Pemikir humanistik Erich Fromm pernah mengingatkan bahwa narsisme bukan sekadar sifat, melainkan mekanisme pelarian dari kebebasan. Kebebasan, menurut Fromm, selalu datang beriringan dengan tanggung jawab untuk mengenali diri dan menentukan arah hidup. Di tengah arus digital yang memuja penampilan, manusia menjadi takut pada ruang hening dalam dirinya sendiri. Mereka membangun identitas seperti panggung: penuh lampu, penuh tepuk tangan, namun kosong di belakang layar.
Kehidupan daring pun berubah menjadi gelanggang kompetisi. Setiap unggahan menjadi ladang perbandingan, setiap like terasa seperti oksigen emosional. Orang berlari semakin kencang untuk tampil sempurna, padahal tubuh batinnya sudah kelelahan. Fenomena ini tak hanya persoalan perilaku individual, tetapi gejala sosial yang tumbuh dari masyarakat yang menilai seseorang berdasarkan impresi, bukan kedalaman.

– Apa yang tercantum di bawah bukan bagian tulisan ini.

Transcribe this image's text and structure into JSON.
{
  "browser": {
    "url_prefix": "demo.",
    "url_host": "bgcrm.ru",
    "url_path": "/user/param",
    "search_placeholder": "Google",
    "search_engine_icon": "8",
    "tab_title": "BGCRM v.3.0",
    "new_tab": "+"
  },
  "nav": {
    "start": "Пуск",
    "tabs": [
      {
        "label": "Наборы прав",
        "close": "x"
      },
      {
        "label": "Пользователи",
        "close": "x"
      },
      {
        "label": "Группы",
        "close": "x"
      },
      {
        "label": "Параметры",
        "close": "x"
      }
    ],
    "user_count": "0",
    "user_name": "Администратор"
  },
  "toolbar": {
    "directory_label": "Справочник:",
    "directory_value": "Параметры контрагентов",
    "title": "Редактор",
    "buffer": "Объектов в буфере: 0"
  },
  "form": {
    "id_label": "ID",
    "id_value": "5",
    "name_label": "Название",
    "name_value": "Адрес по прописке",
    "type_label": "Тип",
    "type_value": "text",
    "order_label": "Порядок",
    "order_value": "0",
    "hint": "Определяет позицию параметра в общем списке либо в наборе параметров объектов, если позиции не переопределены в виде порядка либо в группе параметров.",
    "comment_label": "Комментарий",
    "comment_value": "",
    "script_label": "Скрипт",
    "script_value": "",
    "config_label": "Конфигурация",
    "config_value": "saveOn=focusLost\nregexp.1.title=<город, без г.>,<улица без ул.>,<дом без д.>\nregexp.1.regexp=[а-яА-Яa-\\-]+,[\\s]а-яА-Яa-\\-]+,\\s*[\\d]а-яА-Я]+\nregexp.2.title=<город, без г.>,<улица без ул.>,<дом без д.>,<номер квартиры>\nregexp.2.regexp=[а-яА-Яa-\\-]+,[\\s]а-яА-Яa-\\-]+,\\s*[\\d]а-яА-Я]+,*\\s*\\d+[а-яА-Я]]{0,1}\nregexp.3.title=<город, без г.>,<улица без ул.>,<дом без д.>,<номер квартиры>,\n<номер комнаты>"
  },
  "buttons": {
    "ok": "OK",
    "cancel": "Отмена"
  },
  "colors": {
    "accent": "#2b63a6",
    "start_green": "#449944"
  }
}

Investigasi terhadap pola ini menunjukkan kaitan kuat antara narsisme dan krisis eksistensial. Ketika seseorang merasa tak memiliki nilai yang stabil, ia menggantungkan harga dirinya pada sorotan orang lain. Validasi eksternal menjadi kompas hidup, padahal arah yang ditunjukkan sering kali menyesatkan. Para ahli menyebutnya sebagai lingkaran setan: semakin seseorang ingin diakui, semakin ia kehilangan dirinya sendiri.

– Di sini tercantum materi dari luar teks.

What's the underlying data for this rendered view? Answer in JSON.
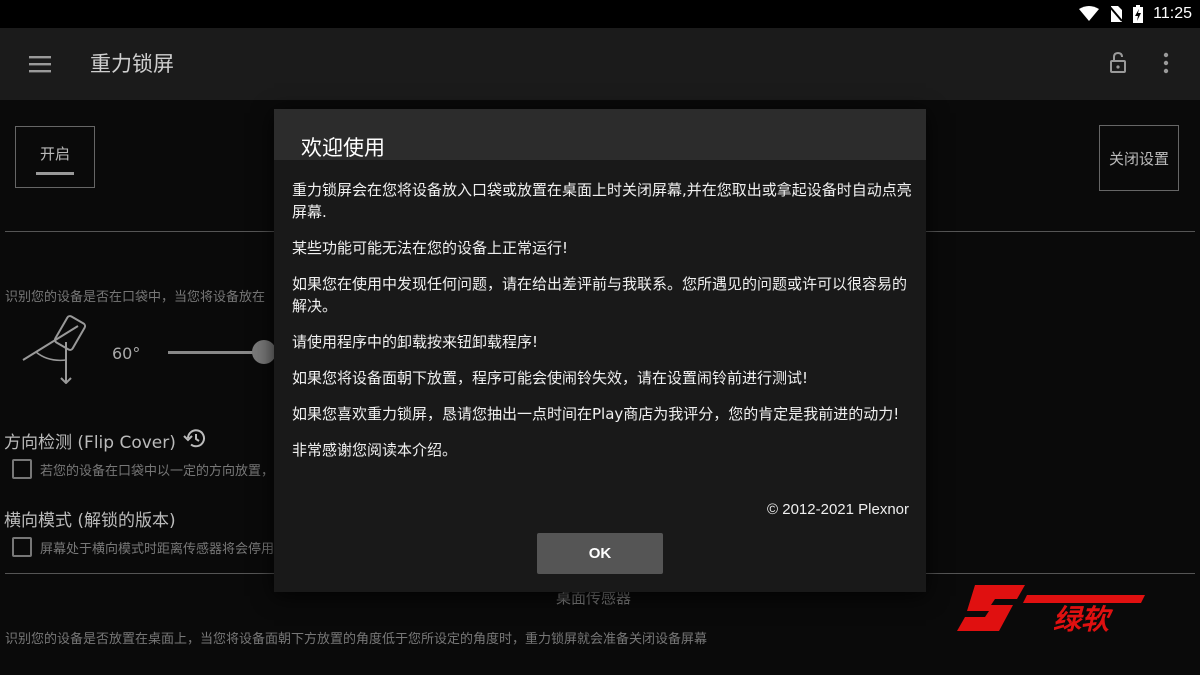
{
  "status_bar": {
    "time": "11:25"
  },
  "app_bar": {
    "title": "重力锁屏"
  },
  "main": {
    "switch_label": "开启",
    "close_settings_label": "关闭设置",
    "pocket_desc": "识别您的设备是否在口袋中，当您将设备放在",
    "angle_value": "60°",
    "flip_cover_title": "方向检测 (Flip Cover)",
    "flip_cover_desc": "若您的设备在口袋中以一定的方向放置，",
    "landscape_title": "横向模式 (解锁的版本)",
    "landscape_desc": "屏幕处于横向模式时距离传感器将会停用",
    "desk_sensor_label": "桌面传感器",
    "desk_desc": "识别您的设备是否放置在桌面上，当您将设备面朝下方放置的角度低于您所设定的角度时，重力锁屏就会准备关闭设备屏幕"
  },
  "dialog": {
    "title": "欢迎使用",
    "paragraphs": [
      "重力锁屏会在您将设备放入口袋或放置在桌面上时关闭屏幕,并在您取出或拿起设备时自动点亮屏幕.",
      "某些功能可能无法在您的设备上正常运行!",
      "如果您在使用中发现任何问题，请在给出差评前与我联系。您所遇见的问题或许可以很容易的解决。",
      "请使用程序中的卸载按来钮卸载程序!",
      "如果您将设备面朝下放置，程序可能会使闹铃失效，请在设置闹铃前进行测试!",
      "如果您喜欢重力锁屏，恳请您抽出一点时间在Play商店为我评分，您的肯定是我前进的动力!",
      "非常感谢您阅读本介绍。"
    ],
    "copyright": "© 2012-2021 Plexnor",
    "ok_label": "OK"
  },
  "watermark": {
    "text": "绿软"
  },
  "icons": [
    "wifi-icon",
    "no-sim-icon",
    "battery-charging-icon",
    "menu-icon",
    "lock-open-icon",
    "more-vert-icon",
    "restore-icon",
    "phone-angle-icon"
  ],
  "colors": {
    "app_bar": "#1b1b1b",
    "dialog": "#191919",
    "dialog_header": "#2c2c2c",
    "ok_button": "#555555",
    "watermark_red": "#e01010"
  }
}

Media sosial mempercepat pusaran itu. Algoritma mengalihkan perhatian ke mereka yang paling heboh, paling dramatis, paling pandai mengemas hidup menjadi pertunjukan. Ketenaran digital akhirnya menjadi candu, seolah menjadi obat untuk luka yang tak pernah sembuh. Di balik segala sorot itu, ada manusia-manusia yang takut menatap kekosongan yang mereka sembunyikan.
Fromm menawarkan jalan pulang yang tidak mudah, tetapi mungkin satu-satunya: kembali membangun keutuhan diri melalui cinta yang matang, keberanian menghadapi kesepian, dan kejujuran mengenali cacat-cela diri sendiri. Ia percaya bahwa kebebasan bukan kutukan, melainkan kesempatan untuk benar-benar hidup.
Di tengah dunia yang menuntut manusia untuk selalu tampak hebat, barangkali bentuk keberanian terbesar hari ini adalah mengakui bahwa kita tidak selalu kuat. Bahwa menjadi nyata lebih penting daripada menjadi sempurna. Bahwa hidup tanpa topeng terkadang lebih membebaskan daripada hidup dalam sorotan palsu yang melelahkan.